Residual Physics and Post-Posed Shielding for Safe Deep Reinforcement Learning Method

Deep reinforcement learning (DRL) has been researched for computer room air conditioning unit control problems in data centers (DCs). However, two main issues limit the deployment of DRL in actual systems. First, a large amount of data is needed. Next, as a mission-critical system, safe control needs to be guaranteed, and temperatures in DCs should be kept within a certain operating range. To mitigate these issues, this article proposes a novel control method RP-SDRL. First, Residual Physics, built using the first law of thermodynamics, is integrated with the DRL algorithm and a Prediction Model. Subsequently, a Correction Model adapted from gradient descent is combined with the Prediction Model as Post-Posed Shielding to enforce safe actions. The RP-SDRL method was validated using simulation. Noise is added to the states of the model to further test its performance under state uncertainty.

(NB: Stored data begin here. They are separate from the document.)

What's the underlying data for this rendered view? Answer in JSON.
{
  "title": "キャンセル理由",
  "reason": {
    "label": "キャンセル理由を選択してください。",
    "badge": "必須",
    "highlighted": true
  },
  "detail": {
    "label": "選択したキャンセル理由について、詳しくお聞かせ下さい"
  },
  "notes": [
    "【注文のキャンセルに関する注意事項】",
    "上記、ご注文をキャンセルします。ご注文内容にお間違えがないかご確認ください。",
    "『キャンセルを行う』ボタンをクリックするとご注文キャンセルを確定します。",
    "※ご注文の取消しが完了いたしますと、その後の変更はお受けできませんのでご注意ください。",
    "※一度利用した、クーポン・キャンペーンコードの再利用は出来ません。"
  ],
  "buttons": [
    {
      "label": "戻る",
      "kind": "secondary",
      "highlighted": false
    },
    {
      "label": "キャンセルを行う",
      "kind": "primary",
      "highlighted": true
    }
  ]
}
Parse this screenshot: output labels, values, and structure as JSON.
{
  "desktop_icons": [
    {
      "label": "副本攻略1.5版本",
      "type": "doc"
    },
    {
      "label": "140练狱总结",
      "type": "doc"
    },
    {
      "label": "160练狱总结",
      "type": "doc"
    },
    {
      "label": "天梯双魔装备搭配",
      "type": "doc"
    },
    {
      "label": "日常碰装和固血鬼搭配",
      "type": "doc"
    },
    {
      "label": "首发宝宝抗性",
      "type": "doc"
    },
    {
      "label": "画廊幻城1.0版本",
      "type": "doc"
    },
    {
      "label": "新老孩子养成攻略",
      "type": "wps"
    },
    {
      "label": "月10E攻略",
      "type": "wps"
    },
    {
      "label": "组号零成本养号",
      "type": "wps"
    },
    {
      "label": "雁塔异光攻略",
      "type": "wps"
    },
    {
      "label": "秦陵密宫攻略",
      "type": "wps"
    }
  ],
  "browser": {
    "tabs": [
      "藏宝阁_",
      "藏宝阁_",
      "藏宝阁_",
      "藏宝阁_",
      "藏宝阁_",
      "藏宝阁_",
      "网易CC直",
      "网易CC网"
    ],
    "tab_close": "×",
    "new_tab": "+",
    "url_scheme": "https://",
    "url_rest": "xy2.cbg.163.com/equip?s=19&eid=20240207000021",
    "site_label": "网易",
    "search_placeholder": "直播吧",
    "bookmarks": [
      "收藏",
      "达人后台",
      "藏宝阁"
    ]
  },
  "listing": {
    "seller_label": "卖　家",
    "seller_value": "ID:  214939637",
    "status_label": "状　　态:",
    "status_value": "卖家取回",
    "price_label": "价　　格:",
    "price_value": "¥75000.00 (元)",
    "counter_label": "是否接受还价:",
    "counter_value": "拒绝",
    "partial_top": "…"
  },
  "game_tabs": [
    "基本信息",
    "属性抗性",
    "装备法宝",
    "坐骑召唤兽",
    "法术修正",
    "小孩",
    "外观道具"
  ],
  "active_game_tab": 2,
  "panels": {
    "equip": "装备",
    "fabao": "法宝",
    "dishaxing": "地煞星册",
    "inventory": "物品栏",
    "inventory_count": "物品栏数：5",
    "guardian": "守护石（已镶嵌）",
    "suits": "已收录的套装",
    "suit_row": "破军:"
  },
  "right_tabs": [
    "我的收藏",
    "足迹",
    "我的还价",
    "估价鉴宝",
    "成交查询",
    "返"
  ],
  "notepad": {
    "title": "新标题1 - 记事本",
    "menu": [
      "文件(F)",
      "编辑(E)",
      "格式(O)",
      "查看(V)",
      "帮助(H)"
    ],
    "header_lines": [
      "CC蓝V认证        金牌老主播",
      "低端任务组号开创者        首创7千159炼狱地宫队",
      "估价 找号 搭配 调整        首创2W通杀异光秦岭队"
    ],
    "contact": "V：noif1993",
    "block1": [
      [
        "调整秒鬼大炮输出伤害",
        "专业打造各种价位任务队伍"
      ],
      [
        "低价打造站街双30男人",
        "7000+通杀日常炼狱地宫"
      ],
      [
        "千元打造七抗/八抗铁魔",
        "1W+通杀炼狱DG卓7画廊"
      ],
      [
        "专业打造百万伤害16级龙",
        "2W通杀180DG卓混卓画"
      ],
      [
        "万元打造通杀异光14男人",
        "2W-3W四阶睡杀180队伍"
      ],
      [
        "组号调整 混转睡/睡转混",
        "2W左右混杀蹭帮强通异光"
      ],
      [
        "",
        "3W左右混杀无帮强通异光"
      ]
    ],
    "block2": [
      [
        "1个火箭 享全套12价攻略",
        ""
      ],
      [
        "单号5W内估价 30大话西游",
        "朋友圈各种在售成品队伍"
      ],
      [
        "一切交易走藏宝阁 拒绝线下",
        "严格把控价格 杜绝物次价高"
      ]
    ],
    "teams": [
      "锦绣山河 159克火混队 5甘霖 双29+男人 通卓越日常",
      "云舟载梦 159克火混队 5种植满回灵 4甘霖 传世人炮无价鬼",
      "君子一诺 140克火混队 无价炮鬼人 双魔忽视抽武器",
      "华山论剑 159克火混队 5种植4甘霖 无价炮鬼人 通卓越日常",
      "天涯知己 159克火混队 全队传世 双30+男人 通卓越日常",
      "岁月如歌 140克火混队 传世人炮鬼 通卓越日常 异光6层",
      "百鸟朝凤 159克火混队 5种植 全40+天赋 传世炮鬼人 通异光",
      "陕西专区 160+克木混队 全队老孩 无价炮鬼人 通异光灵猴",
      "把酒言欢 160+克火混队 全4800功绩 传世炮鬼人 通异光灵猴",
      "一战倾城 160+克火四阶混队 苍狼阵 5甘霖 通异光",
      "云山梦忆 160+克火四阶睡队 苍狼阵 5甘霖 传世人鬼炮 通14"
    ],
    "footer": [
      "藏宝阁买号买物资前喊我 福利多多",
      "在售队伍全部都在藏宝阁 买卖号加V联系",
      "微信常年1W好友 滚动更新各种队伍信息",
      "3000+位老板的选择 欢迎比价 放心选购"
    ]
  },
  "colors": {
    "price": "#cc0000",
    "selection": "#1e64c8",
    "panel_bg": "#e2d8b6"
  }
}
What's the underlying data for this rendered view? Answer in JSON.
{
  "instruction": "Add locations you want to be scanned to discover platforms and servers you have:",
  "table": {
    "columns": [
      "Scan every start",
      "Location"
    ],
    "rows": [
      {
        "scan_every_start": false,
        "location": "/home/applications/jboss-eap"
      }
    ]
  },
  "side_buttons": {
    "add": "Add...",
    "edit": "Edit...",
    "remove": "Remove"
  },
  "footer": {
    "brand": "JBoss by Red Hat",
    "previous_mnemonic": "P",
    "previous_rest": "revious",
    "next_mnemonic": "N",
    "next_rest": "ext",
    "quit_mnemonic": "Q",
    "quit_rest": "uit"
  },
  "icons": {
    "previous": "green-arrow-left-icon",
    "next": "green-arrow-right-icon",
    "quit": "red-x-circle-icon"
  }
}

Experimental results show that the combination of Residual Physics and DRL can significantly improve the initial policy, sample efficiency, and robustness. Residual Physics can also improve the sample efficiency and the accuracy of the prediction model. While DRL alone cannot avoid constraint violations, RP-SDRL can detect unsafe actions and significantly reduce violations. Compared to the baseline controller, about 13% of electricity usage can be saved.